Population Sciences

The goal of precision medicine is to broadly improve both individual and population health. To achieve this, we need to fully understand the impact of social, behavioral, environmental and structural factors.

With the help of computational health sciences, and as the knowledge network is developed, patients and providers will be able to see how these factors relate to the individual patient in front of them. This knowledge can improve individuals’ understanding of their health, empower them to make behavioral changes that prevent disease, and improve their compliance with therapies.

Practitioners and patients alike, using digital health tools, will contribute patients’ personal data to the network. Given the size and diversity of the patient population across the UC system, the lessons we learn here will be applicable to people worldwide.

Leading Centers and Initiatives

Driving Projects

Led by the National Institutes of Health (NIH), All of Us is an unprecedented effort to gather genetic, biological, environmental, health and lifestyle data from 1 million or more volunteer participants living in the United States. A major component of the federal Precision Medicine Initiative, the program’s ultimate goal is to accelerate research and improve health.  In California, the program has been implemented by the California Precision Medicine Consortium, which includes  UCSF, UCSD, UCI, UCD, USC, and Cedars-Sinai Medical Center. Dr. Robert Hiatt, MD, PhD, leads the program for UCSF, highlights the importance of having a robustly diverse population in San Francisco and what can be learned by participating.

Led by Alexis Cobbins and Dr. Larry Rand, the Global Preterm Birth Initiative at UCSF Benioff Children’s Hospitals focuses on biological, behavioral, and social factors that drive premature birth, the initiative seeks to define cultural and social barriers to the adoption of healthy practices, and to contribute to the development of new treatments and diagnostic tools. 

The San Francisco Cancer Initiative (SF CAN) is a collaborative effort to reduce cancer in San Francisco by engaging health care systems, government, community leaders, and residents. SF CAN focuses on five (breast, coloreactal, liver, prostate and tobacco related) of the city’s most common cancers likely to be affected by known interventions or better screening. Since many of those cancers affect certain racial and ethnic minorities and the socially disadvantaged more than other groups, a primary focus of SF CAN aim to reduce inequities in prevention, screening rates, access to quality healthcare, and outcomes. 
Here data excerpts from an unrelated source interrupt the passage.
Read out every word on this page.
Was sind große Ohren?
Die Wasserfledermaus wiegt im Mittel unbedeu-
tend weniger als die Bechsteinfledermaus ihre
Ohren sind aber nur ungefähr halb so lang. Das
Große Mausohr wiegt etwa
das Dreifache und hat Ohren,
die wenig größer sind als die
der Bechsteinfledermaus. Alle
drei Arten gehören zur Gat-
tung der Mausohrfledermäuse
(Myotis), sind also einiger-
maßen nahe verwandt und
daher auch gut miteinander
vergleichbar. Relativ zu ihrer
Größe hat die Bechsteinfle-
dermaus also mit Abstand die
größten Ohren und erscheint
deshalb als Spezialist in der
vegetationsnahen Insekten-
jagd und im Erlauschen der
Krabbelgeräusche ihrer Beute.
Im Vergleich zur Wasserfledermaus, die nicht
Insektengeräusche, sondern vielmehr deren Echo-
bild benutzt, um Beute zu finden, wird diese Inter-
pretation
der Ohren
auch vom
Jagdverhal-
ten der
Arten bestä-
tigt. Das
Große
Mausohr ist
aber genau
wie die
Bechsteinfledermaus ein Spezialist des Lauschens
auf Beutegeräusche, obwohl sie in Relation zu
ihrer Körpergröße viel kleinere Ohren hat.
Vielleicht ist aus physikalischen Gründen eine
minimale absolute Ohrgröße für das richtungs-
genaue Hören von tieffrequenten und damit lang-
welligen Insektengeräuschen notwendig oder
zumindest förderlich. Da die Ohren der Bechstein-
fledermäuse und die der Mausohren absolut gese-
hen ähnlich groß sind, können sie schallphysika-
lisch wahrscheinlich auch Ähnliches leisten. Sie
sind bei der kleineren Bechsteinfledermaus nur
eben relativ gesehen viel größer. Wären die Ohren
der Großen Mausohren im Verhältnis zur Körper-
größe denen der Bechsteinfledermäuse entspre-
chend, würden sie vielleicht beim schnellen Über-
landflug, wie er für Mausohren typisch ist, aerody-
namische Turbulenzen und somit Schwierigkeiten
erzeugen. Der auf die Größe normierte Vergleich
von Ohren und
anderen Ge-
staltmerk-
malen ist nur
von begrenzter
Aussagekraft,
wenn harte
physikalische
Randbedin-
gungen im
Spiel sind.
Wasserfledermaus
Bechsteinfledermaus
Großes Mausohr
The UCSF Health Atlas, a new (as of Spring 2020), interactive population health mapping website that curates publicly available data and visualizes it at the census tract level. The UCSF Health Atlas  which will enable researchers to explore neighborhood-level characteristics and see how they relate, also includes regularly updated information on COVID-19 cases and deaths in California. In an effort to encourage UCSF researchers to consider population health principles in their research, education, and clinical care, Health Atlas includes data at the census tract and county level for over 100 contextual characteristics across California. 

Women Informed to Screen Depending on Measures of Risk (WISDOM) is a five-year study that tests two different approaches to breast cancer screening – annual mammography vs. a personalized, risk-based approach. The goal is to determine whether personalized screening is as safe, effective and accepted compared to annual screening. Our personalized screening approach takes multiple risk factors into consideration, including genetic markers, to determine how frequently someone should be screened by mammogram. Over time, we can learn which of these risk factors are most important and continue to adapt our screening recommendations accordingly. This is a UC Health, system-wide study, led by UCSF's Dr. Laura Esserman.